The mistaken assumption, he found, was that Mr. Trump and Mr. Bolsonaro would represent the populist norm. In fact, both were outliers. But they are the more famous names.

The gap between familiar anecdote and unfamiliar trend can be hard to bridge. It's part of what makes conventional wisdom so sticky.

Take another example: the perception that populist parties are on the rise globally. In reality, they have been in decline since 2018. But, at least until the 2020 American election, that decline was rarely splashy and rarely did it topple famous populist leaders, making the conventional wisdom, of populism being on the march, hard to challenge.

Conventional wisdom might initially be true.
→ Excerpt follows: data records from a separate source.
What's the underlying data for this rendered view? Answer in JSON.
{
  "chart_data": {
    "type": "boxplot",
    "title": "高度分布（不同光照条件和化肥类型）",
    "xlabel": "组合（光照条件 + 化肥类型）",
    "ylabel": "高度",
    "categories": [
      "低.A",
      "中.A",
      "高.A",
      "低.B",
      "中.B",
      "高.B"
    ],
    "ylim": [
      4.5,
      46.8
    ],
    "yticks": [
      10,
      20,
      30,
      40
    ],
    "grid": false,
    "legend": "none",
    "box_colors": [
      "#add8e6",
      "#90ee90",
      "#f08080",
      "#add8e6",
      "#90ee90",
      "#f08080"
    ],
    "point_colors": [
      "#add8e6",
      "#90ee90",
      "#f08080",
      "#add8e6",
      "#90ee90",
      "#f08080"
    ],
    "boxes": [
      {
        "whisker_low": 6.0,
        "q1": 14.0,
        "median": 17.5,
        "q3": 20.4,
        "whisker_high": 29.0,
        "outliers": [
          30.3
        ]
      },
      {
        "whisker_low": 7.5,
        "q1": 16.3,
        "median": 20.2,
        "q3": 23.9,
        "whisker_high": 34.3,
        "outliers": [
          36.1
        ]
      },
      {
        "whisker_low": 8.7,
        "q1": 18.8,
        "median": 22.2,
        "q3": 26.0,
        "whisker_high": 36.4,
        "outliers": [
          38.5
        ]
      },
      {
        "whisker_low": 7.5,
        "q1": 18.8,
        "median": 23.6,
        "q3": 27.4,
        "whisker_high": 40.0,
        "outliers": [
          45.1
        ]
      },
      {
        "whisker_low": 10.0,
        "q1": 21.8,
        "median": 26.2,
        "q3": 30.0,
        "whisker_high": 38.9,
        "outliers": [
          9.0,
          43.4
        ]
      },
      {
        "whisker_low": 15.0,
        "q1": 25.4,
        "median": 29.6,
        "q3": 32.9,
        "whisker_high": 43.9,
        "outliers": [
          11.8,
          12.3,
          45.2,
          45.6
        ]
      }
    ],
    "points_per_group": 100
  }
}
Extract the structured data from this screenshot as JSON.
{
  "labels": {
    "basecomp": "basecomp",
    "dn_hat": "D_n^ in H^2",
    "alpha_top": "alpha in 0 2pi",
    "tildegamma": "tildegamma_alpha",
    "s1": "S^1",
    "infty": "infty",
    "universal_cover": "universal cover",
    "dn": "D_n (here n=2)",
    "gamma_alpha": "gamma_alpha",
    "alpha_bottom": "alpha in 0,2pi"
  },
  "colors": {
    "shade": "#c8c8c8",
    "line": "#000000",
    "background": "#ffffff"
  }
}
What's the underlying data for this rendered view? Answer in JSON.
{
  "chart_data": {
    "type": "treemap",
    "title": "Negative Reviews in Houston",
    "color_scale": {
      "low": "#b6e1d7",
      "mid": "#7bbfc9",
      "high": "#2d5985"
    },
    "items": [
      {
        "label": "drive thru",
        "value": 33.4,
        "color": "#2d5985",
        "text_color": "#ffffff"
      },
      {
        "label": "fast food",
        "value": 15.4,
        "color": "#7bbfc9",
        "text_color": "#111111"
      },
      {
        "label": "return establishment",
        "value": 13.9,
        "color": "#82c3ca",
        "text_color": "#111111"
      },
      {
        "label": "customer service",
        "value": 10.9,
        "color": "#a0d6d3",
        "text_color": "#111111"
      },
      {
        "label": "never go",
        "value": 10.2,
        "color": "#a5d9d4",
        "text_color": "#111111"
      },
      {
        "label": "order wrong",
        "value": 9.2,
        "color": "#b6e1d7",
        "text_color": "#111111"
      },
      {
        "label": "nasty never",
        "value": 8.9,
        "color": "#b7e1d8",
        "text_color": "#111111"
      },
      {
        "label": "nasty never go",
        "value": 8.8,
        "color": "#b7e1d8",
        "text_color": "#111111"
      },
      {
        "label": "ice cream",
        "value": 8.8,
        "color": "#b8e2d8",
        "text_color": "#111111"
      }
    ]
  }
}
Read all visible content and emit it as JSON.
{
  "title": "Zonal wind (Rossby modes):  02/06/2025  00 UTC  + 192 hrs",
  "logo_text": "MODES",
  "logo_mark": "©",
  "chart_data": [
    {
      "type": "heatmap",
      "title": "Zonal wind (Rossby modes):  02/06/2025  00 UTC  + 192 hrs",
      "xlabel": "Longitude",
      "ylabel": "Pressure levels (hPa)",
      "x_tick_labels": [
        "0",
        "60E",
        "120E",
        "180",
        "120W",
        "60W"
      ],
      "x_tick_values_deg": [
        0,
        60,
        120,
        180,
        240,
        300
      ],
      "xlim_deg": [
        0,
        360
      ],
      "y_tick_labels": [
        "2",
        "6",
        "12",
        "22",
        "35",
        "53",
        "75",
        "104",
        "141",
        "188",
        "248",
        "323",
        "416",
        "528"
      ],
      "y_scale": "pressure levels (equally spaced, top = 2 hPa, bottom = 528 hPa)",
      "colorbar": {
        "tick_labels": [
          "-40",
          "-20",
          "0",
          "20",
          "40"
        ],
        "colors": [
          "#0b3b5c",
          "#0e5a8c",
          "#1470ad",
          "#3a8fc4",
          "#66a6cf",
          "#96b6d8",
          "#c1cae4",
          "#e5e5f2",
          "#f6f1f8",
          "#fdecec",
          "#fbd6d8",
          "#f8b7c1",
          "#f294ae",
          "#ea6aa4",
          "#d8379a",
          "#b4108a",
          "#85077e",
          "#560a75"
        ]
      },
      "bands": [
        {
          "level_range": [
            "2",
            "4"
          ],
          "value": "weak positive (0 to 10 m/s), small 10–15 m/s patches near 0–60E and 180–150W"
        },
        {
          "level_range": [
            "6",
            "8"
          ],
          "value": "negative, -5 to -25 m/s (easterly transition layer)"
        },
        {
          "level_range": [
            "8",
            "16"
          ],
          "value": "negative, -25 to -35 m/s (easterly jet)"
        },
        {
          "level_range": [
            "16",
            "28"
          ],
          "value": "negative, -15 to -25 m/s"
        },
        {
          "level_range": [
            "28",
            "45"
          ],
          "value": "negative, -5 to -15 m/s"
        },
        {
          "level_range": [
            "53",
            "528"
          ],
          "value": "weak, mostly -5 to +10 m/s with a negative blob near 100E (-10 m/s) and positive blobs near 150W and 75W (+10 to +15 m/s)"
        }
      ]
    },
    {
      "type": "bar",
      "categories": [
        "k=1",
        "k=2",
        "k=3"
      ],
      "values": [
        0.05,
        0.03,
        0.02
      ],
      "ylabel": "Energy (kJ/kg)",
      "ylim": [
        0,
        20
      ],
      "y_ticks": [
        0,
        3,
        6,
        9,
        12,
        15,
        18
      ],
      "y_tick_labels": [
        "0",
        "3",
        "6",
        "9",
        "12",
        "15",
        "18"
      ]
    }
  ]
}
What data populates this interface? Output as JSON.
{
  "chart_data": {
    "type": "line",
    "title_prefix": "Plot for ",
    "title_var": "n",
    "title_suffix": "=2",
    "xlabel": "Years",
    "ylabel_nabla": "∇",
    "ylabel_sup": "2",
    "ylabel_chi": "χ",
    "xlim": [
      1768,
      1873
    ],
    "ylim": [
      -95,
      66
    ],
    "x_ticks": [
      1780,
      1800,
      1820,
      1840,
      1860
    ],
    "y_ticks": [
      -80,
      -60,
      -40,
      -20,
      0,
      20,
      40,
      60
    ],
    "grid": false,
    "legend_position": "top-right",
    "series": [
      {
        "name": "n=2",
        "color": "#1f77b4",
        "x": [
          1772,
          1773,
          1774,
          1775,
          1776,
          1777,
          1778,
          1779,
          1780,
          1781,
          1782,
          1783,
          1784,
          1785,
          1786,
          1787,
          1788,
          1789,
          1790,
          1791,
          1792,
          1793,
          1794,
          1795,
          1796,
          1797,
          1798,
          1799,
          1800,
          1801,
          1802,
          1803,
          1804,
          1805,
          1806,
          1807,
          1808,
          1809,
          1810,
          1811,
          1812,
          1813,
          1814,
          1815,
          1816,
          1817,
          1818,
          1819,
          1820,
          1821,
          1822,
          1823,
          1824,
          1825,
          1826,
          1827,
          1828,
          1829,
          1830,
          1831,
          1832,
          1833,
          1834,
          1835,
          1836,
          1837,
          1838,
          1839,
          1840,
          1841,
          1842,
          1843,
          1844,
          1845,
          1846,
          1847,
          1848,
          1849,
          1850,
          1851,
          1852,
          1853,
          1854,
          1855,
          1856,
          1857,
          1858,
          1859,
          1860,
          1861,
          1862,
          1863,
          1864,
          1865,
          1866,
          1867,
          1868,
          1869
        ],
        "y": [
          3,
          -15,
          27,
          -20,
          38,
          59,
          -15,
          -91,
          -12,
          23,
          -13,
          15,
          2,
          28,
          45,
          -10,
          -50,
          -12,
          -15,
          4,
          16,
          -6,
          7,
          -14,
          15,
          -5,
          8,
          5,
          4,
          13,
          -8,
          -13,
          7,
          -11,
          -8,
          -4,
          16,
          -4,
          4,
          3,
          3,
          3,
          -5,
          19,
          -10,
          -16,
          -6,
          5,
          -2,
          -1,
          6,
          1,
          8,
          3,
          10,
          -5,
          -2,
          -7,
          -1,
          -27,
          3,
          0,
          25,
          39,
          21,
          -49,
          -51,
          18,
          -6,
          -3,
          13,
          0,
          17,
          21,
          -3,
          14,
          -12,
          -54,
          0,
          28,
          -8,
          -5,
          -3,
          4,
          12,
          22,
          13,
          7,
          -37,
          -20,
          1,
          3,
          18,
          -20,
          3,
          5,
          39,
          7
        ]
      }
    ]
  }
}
But sometimes, even if early assumptions hold, the world can change around them.

Look at polls for the German election, to be held later this month, and you will see proof of this. The current trend, showing a victory for the center-left party, is, under the conventional wisdom, an impossibility.

"That's been an enormous surprise. I don't think anyone saw that coming," Dr. Meyer said. "People have been writing for several years now about how the Social Democrats are going to die out for good, and now here they are, they're the leading party."

For the past decade, there have been few axioms of global politics more deeply held than that of the decline, and quite possibly the death, of the establishment center-left.

Those parties have largely lost their once-reliable base of support in labor unions. Cultural backlash has reduced support for much of their agendas. So has growing distrust of establishment institutions.

Sure enough, center-left parties have been losing support for years in Europe and Latin America.

So maybe the conventional wisdom was correct. But this did not mean it would hold forever, because the circumstances behind those assumptions can change.

It's not just Germany. Last week, the center-left took power in Norway, ending eight years of center-right rule. The center-left holds the White House. It's part of a governing alliance in Italy.

So what changed? Right-wing populists have continued to lose support, which may be flowing to the center-left. The pandemic has convinced many voters of the need for concerted government action, drastic economic interventions and social unity — all of which favor establishment left-wing politics.

But all political trends have a great many moving pieces to them, not all of which might be immediately visible. Maybe other factors behind this are not yet understood. Maybe what looks like center-left victory is actually center-right collapse. Maybe it's a series of flukes.

"What we've got is realignment and volatility," said Pippa Norris, a Harvard University political scientist. "It's very difficult to say that there's a pattern at the time, until you can look back."

The same was true of the right-wing populist surge in the mid-2010s. With the understanding of hindsight, we now know that some of the forces behind that rise were permanent, while others were temporary. And some populist victories initially attributed to the movement's appeal were actually more about, say, the center-right's collapse.

The trend was real. The conventional wisdom, in its overstated certainty and simplicity, was not.

Differentiating between those two isn't always easy. But here's a simple shorthand: A trend has data behind it, which allows you to isolate what is actually happening and under what circumstances. Conventional wisdom doesn't, which makes it nearly impossible to test or falsify. That won't always tell you which is which. But it can get you a lot further than you might think.